Jean disparu (de la vie de Jeanne, de la vie tout court), restent alors juste des souvenirs, des traces, des ruines. Gilles travaille tout son film (et plus largement son œuvre) sur ces figures : toute la mise en scène (mais nous y reviendrons) fonctionne sur le mode du souvenir, et le film est parsemé de nombreuses images de lieux et d’objets usés par le temps (photos jaunies, bibelots abîmés, murs couverts de graffitis), marqués par les histoires qui les ont traversés : « J’aime beaucoup les objets pour ce qu’ils portent en eux de traces du temps » dit à ce propos un personnage de L’Amour à la mer. Lieux et objets contiennent la mémoire des hommes, les histoires passées, le souvenir de ce qui n’est plus. Jean et Jeanne feuillettent un vieil album contenant une collection de cartes postales ayant appartenu à une certaine Marie. Ils imaginent son histoire à partir des petits textes échangés à l’arrière des cartes, à partir de quelques photos de famille. Passage magnifique où une histoire simple, une histoire de tous les jours, est arrachée de la torpeur du temps à partir de quelques traces. Ce travail archéologique contredit Jean qui pense que « de notre passage sur terre, il ne restera rien du tout. » Plus tard un peintre fait le portrait de Jean qui se laisse faire, joue le jeu, reste immobile. On sait alors que malgré ses discours, Jean a le secret espoir de laisser lui aussi une trace, que ce tableau pourra un jour chez un autre couple réanimer le souvenir de sa vie.

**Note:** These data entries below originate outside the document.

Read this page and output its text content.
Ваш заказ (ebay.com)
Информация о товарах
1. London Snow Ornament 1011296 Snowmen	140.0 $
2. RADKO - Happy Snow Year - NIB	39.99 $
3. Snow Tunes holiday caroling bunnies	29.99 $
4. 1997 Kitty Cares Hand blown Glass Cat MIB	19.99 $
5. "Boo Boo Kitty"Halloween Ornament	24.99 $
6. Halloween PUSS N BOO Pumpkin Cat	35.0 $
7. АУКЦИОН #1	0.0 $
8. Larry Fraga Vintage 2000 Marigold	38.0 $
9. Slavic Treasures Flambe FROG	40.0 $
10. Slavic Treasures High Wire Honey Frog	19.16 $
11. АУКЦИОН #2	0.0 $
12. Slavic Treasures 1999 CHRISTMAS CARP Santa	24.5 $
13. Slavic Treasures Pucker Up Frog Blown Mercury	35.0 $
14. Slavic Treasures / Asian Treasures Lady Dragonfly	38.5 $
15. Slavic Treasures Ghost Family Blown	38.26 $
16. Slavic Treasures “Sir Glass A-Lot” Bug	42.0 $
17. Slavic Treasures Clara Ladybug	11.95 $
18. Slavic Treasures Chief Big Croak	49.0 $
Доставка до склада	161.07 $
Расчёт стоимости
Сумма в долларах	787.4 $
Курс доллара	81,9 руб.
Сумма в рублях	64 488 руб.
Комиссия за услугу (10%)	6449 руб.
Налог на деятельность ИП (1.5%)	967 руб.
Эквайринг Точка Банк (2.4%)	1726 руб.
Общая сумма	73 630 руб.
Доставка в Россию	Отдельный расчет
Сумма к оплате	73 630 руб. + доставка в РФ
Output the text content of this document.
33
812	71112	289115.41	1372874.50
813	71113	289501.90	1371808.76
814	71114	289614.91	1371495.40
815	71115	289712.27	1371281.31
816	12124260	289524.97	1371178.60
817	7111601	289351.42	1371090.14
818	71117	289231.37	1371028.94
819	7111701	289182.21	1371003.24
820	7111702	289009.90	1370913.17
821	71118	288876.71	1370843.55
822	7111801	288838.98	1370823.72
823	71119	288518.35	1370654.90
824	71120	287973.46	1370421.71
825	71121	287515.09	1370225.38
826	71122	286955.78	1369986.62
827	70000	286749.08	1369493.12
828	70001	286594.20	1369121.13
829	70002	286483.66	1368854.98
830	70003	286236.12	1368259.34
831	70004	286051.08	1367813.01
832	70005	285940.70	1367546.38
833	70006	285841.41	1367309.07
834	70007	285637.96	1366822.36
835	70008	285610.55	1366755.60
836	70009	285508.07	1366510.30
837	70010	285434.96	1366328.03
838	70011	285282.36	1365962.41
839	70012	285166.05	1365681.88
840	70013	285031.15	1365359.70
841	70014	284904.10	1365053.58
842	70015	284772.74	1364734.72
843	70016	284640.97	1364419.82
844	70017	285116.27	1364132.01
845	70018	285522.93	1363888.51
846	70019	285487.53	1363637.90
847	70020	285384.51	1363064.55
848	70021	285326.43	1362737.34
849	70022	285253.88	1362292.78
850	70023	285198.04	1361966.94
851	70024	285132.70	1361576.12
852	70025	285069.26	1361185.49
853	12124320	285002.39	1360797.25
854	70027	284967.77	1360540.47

Jean est bien sûr le héros romantique d’Au pan coupé, héros en crise, sauvage. Mais le personnage le plus intéressant et complexe reste Jeanne et c’est à travers elle que s’écrit le film, ce qui permet à Gilles, outre son attachement sincère à son personnage, d’explorer la grande question de son cinéma qui est celle du souvenir. Guy Gilles nous fait découvrir le personnage de Jean à travers le prisme de Jeanne, à travers ses sentiments et ses souvenirs. Ce sont ses yeux qui font apparaître le visage de Jean, sa voix. C’est en fouillant sa mémoire qu’elle fait remonter les amitiés, les rencontres qui ont ponctué leur histoire. Au pan coupé épouse la quête intérieure de Jeanne qui essaie de reconstituer un passé fragmenté pour essayer de comprendre le départ de Jean. Relier des éléments disparates pour tracer une ligne, pour donner un sens à la disparition de son amour. Macha Méril est éblouissante dans ce rôle : toute en douceur, elle parvient à donner au film un sentiment d’apaisement qui contrebalance la tristesse du film, celle du temps qui glisse et s’en va, des choses qui disparaissent, de la fragilité de l’amour.

« Le Pan coupé de Guy Gilles est le film d'un amour. L'amour a été interrompu par le départ, la mort. Il est vécu à partir du déchiffrage obsessionnel du passé. Ce passé a été bref, il est maintenant opaque et inépuisable comme un crime. Ici, enfin, l'amour n'est pas montré à partir de l'étreinte-dans-le-lit-d'hôtel. Son évocation par le visage - visage d'une femme cinquante fois répété, à une ombre près, un regard, un crispement sous le harcèlement de la blessure - est tout simplement admirable. Non, cela n'avait jamais encore été fait au cinéma. » (Marguerite Duras).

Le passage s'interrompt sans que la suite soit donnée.